The Incredible Shrinking Dance Track
a.k.a. Even in dance music, tracks are getting shorter and shorter. Why?
Pop songs are getting shorter. You probably know that already. Back in 2018, an engineer named Michael Tauberg published a study documenting how the average length of songs on the Billboard Hot 100 had decreased from 4:10 in the year 2000 to roughly 3:30. Since then, it’s dropped even further, apparently reaching just 3:07 in 2021. Over the past few years, a flurry of articles have surfaced examining the phenomenon, and most of them identify the rise of streaming as the primary cause. Even so, it’s not a charge that streaming companies have done much to run away from—Spotify itself published an article which basically celebrated the trend.
What about dance music though? The genre has come in all sorts of shapes and sizes during the past four decades, but brevity has never been one of its defining characteristics. Even in places like the UK and Europe, where dance music long ago became intertwined with the pop charts and the commercial mainstream, tracks of the ’80s, ’90s and 2000s often had extended runtimes, routinely clocking in at six, seven or eight minutes each, and sometimes more than that. This frequently left radio programmers and major labels scrambling to make more easily digestible radio edits of the most popular tunes, but even as commercial pressure nudged artists toward more compact tunes, certain producers went the other way entirely, seemingly relishing in their extended runtimes. Back in 2006, fueled by a rumor that Ricardo Villalobos was planning to release a 44-minute-long track, Philip Sherburne actually penned a column for Pitchfork exploring “why techno is stretching out and taking its time.” (As it later turned out, the release Villalobos was planning, Fizheuer Zieheuer, was “only” 37 minutes long, and was split into two pieces on the vinyl release.)
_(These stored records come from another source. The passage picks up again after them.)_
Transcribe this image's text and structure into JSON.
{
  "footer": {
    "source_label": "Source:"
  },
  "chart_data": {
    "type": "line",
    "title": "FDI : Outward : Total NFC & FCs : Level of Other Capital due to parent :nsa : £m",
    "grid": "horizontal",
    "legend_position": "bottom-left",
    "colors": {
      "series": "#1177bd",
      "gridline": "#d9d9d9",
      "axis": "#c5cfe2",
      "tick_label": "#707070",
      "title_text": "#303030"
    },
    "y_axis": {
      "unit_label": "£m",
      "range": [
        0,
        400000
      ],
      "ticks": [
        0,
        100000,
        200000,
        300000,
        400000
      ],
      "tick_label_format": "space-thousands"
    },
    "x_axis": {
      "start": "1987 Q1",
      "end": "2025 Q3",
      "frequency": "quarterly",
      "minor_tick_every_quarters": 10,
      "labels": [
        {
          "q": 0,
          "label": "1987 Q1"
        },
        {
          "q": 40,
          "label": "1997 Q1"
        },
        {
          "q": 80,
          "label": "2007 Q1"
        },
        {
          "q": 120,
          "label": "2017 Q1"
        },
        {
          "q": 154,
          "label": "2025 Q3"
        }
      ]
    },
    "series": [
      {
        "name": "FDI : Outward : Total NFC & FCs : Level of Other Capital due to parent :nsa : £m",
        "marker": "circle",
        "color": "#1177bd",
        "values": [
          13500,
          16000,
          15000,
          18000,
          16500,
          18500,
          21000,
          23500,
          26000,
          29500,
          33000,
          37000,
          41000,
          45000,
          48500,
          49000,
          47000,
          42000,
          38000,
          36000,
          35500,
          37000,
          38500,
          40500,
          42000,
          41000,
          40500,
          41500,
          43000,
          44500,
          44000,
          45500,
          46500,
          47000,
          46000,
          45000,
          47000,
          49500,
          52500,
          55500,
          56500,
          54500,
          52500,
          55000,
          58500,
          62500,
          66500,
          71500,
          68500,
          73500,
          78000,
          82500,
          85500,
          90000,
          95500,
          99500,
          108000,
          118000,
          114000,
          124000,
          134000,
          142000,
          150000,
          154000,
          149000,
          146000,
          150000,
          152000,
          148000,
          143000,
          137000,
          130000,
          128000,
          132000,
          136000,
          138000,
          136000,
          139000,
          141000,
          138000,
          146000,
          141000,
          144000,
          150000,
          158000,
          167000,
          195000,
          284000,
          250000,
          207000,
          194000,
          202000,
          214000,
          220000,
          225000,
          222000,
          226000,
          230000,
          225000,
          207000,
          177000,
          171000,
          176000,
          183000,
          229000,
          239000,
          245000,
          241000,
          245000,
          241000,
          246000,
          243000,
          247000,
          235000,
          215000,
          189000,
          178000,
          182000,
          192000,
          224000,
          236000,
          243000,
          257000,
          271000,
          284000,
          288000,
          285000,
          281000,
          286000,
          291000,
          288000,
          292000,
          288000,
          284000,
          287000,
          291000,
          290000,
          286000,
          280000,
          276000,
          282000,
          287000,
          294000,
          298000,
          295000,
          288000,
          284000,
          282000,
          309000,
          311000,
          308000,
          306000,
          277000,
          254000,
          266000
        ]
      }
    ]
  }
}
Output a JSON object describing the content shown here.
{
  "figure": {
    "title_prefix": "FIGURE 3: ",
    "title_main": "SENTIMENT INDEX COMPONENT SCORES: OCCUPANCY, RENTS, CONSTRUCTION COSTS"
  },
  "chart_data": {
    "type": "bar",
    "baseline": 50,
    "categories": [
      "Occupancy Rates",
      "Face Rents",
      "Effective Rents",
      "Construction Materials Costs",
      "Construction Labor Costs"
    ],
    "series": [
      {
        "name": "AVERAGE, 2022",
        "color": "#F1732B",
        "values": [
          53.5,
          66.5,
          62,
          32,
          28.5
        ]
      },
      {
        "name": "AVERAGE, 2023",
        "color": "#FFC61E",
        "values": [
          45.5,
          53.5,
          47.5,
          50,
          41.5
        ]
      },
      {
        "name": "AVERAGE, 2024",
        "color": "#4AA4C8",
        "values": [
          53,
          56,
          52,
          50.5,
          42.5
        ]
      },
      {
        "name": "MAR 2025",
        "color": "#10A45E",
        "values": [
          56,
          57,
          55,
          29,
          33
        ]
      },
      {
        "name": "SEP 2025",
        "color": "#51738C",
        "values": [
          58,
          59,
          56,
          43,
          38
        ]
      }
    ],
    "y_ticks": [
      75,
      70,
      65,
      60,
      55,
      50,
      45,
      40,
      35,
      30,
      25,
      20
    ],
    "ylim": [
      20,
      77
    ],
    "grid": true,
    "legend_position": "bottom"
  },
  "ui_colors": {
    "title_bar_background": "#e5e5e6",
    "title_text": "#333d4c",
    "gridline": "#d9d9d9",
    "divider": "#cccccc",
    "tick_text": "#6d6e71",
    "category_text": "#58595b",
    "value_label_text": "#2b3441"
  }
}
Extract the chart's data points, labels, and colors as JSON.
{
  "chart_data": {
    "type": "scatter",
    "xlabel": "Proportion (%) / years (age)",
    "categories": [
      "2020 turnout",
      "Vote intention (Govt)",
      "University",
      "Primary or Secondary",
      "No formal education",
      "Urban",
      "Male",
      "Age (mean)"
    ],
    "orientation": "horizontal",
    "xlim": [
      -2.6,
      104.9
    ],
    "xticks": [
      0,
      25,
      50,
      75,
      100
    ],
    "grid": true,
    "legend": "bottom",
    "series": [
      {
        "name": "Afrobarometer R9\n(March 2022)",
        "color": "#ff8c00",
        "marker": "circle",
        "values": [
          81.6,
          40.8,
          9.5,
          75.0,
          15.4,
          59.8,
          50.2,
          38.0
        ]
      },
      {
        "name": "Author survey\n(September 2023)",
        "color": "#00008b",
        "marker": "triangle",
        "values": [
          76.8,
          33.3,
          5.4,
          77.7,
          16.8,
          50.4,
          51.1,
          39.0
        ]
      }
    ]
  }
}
Fizheuer Zieheuer is obviously an extreme example, and while it’s rarely been mimicked, there are still plenty of dance music artists—including Villalobos himself—who continue to embrace long track times. Yet while that path once represented the genre’s bleeding edge, it increasingly feels like an out-of-date practice, or at the very least something that’s out of step with current trends. Like nearly ever other genre of music, dance music has seen its track lengths contract throughout the past decade, and the trend has notably accelerated in just the past few years. Streaming has something to do with it of course, but Spotify alone can’t be held responsible for what’s happening. Dance music is speeding up—both in terms of raw bpms and how it’s consumed—and it’s also catering to a new generation of fans, many of whom bring radically different expectations about not only what DJing and club culture are supposed to entail, but also how long the average track is supposed to be.